Urban development: nurturing health, happiness, and wellbeing in cities

Placemaking‘ brings back life to urban centers, removing cars, and creating cultural capital, preserving memories and places for people to meet each other. The Project for Public Spaces operate using a bottom-up consultative approach. An example might be, find an under-performing city center, go talk to all the locals, capture visions and ideas for how the center ‘could be’. Having everyone on-board means funding comes easily from local businesses and government. Invest in the place and revitalize it.

What PPS has accomplished over the past 30 years–and what we have grown to become as an organization–is remarkably more complex and interesting than anything we imagined possible in 1975.

We didn’t realize at that time how enormous the task before us really was. Our core belief was simple: When you focus on Place, you do everything differently. This means when you look first at local communities’ assets and aspirations, you create public spaces that will nurture people’s health, happiness, and wellbeing. We quickly discovered, however, that this approach ran against the deeply ingrained habits of most design professionals, traffic engineers, developers, and public policymakers.

By the mid-1990s PPS had acquired a long record of accomplishments and a national reputation, but our original goal of revolutionizing the design and management of public spaces remained largely unfulfilled. But it was around this time that we began to notice some remarkable changes–small at first, but steadily building into a shift of historic proportions: Institutions with enormous influence over shaping the built environment were coming around to our way of thinking.

Departments of Transportation in several states wanted PPS to teach them how to design streets as places that balanced the needs of people, transit, and cars.
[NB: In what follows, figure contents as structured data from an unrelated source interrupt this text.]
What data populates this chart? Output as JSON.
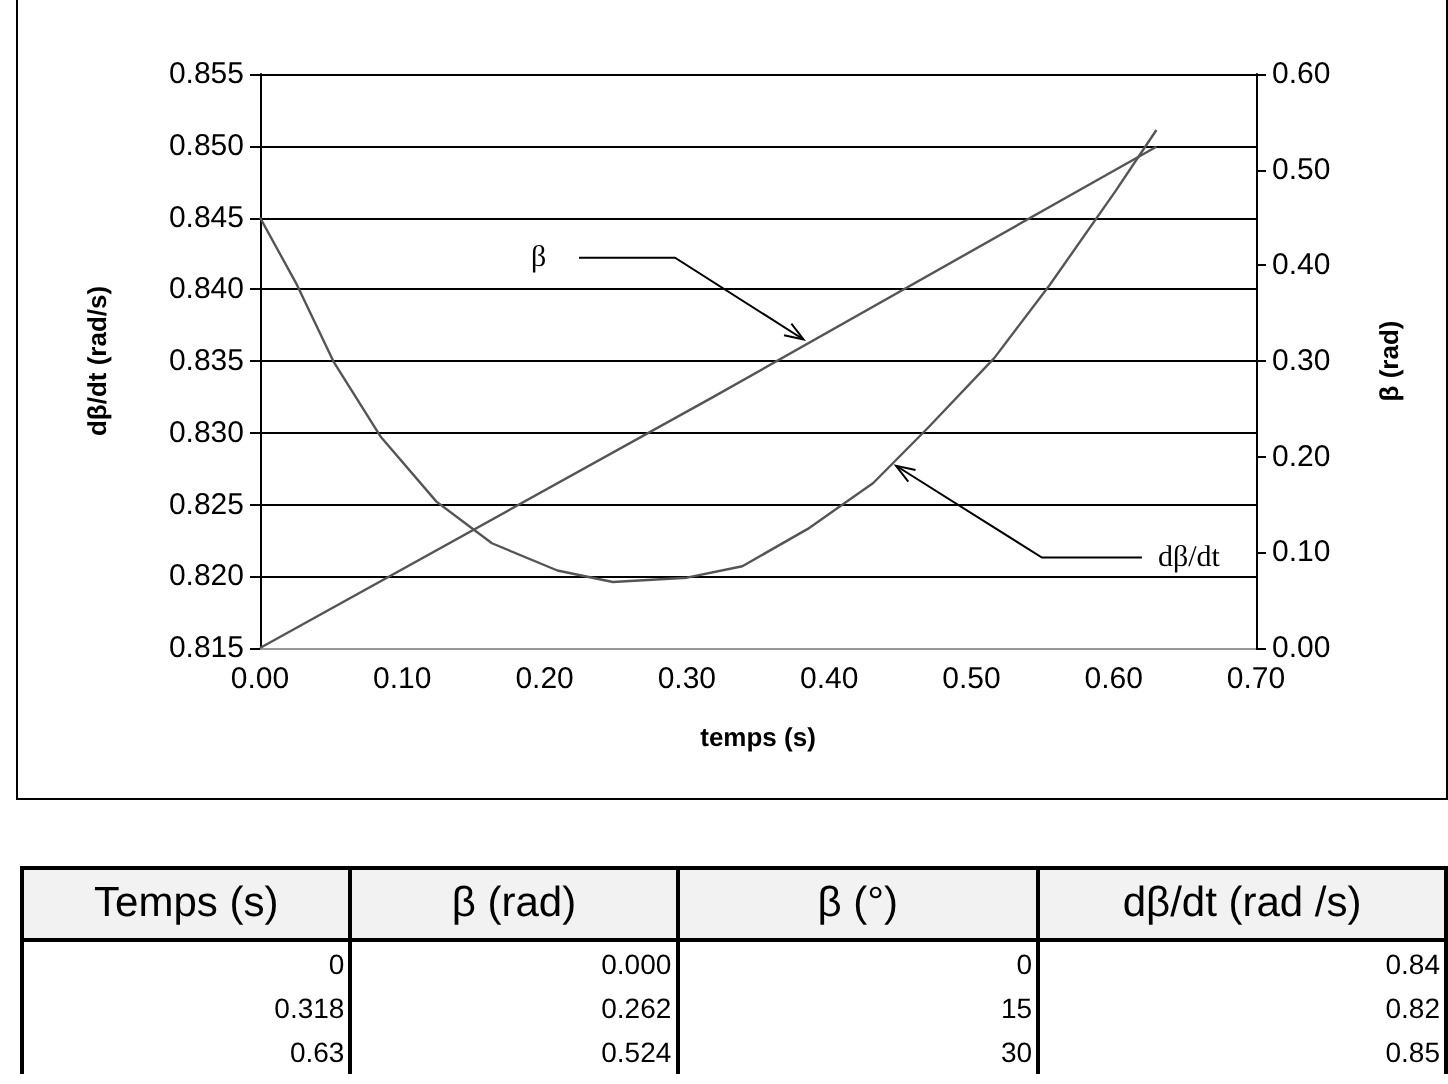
{
  "chart_data": {
    "type": "line",
    "xlabel": "temps (s)",
    "ylabel": "dβ/dt (rad/s)",
    "y2label": "β (rad)",
    "xlim": [
      0,
      0.7
    ],
    "xticks": [
      {
        "value": 0,
        "label": "0.00"
      },
      {
        "value": 0.1,
        "label": "0.10"
      },
      {
        "value": 0.2,
        "label": "0.20"
      },
      {
        "value": 0.3,
        "label": "0.30"
      },
      {
        "value": 0.4,
        "label": "0.40"
      },
      {
        "value": 0.5,
        "label": "0.50"
      },
      {
        "value": 0.6,
        "label": "0.60"
      },
      {
        "value": 0.7,
        "label": "0.70"
      }
    ],
    "ylim": [
      0.815,
      0.855
    ],
    "yticks": [
      0.815,
      {
        "value": 0.82,
        "label": "0.820"
      },
      {
        "value": 0.825,
        "label": "0.825"
      },
      {
        "value": 0.83,
        "label": "0.830"
      },
      0.835,
      {
        "value": 0.84,
        "label": "0.840"
      },
      0.845,
      {
        "value": 0.85,
        "label": "0.850"
      },
      0.855
    ],
    "y2lim": [
      0,
      0.6
    ],
    "y2ticks": [
      {
        "value": 0,
        "label": "0.00"
      },
      {
        "value": 0.1,
        "label": "0.10"
      },
      {
        "value": 0.2,
        "label": "0.20"
      },
      {
        "value": 0.3,
        "label": "0.30"
      },
      {
        "value": 0.4,
        "label": "0.40"
      },
      {
        "value": 0.5,
        "label": "0.50"
      },
      {
        "value": 0.6,
        "label": "0.60"
      }
    ],
    "grid": "y",
    "marker": "none",
    "series": [
      {
        "color": "#555555",
        "x": [
          0,
          0.026,
          0.052,
          0.085,
          0.124,
          0.163,
          0.209,
          0.248,
          0.3,
          0.339,
          0.385,
          0.431,
          0.47,
          0.516,
          0.555,
          0.601,
          0.63
        ],
        "values": [
          0.845,
          0.8403,
          0.8349,
          0.8297,
          0.8252,
          0.8223,
          0.8204,
          0.8196,
          0.8199,
          0.8207,
          0.8233,
          0.8265,
          0.8304,
          0.8352,
          0.8403,
          0.8468,
          0.8511
        ]
      },
      {
        "color": "#555555",
        "axis": "y2",
        "x": [
          0,
          0.318,
          0.63
        ],
        "values": [
          0,
          0.262,
          0.524
        ]
      }
    ],
    "annotations": [
      {
        "text": "β",
        "x": 0.382,
        "y": 0.8365
      },
      {
        "text": "dβ/dt",
        "x": 0.447,
        "y": 0.8277
      },
      "Temps (s)",
      "β (rad)",
      "β (°)",
      "dβ/dt (rad /s)",
      "0",
      "0.000",
      "0",
      "0.84",
      "0.318",
      "0.262",
      "15",
      "0.82",
      "0.63",
      "0.524",
      "30",
      "0.85"
    ]
  }
}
The General Services Administration, the branch of the U.S. government in charge of federal buildings, enlisted us to transform public properties into vital places throughout the country. The Federal Highway Administration tapped us to create on online resource center to boost the adoption of Context Sensitive Solutions, which take communities into account in transportation planning, for all 50 states. Without compromising our values, we had found a new and receptive audience for the ideas of Placemaking among key decision-makers.

Today, even as obstacles that once seemed insurmountable begin to fall, unexpected challenges arise and old struggles persist. Thirty years ago, for instance, we could never have foreseen the havoc that big-box retailers would wreak on downtowns and local economies. And we still have a long way to go before our nation’s parks, streets, and public buildings are designed and managed as places that actually serve the public. As we embark on our next thirty years by tackling the challenges before us, we know from our past work that nothing is out of reach. Casey Stengel said it best: “I always heard it couldn’t be done, but sometimes that don’t work out.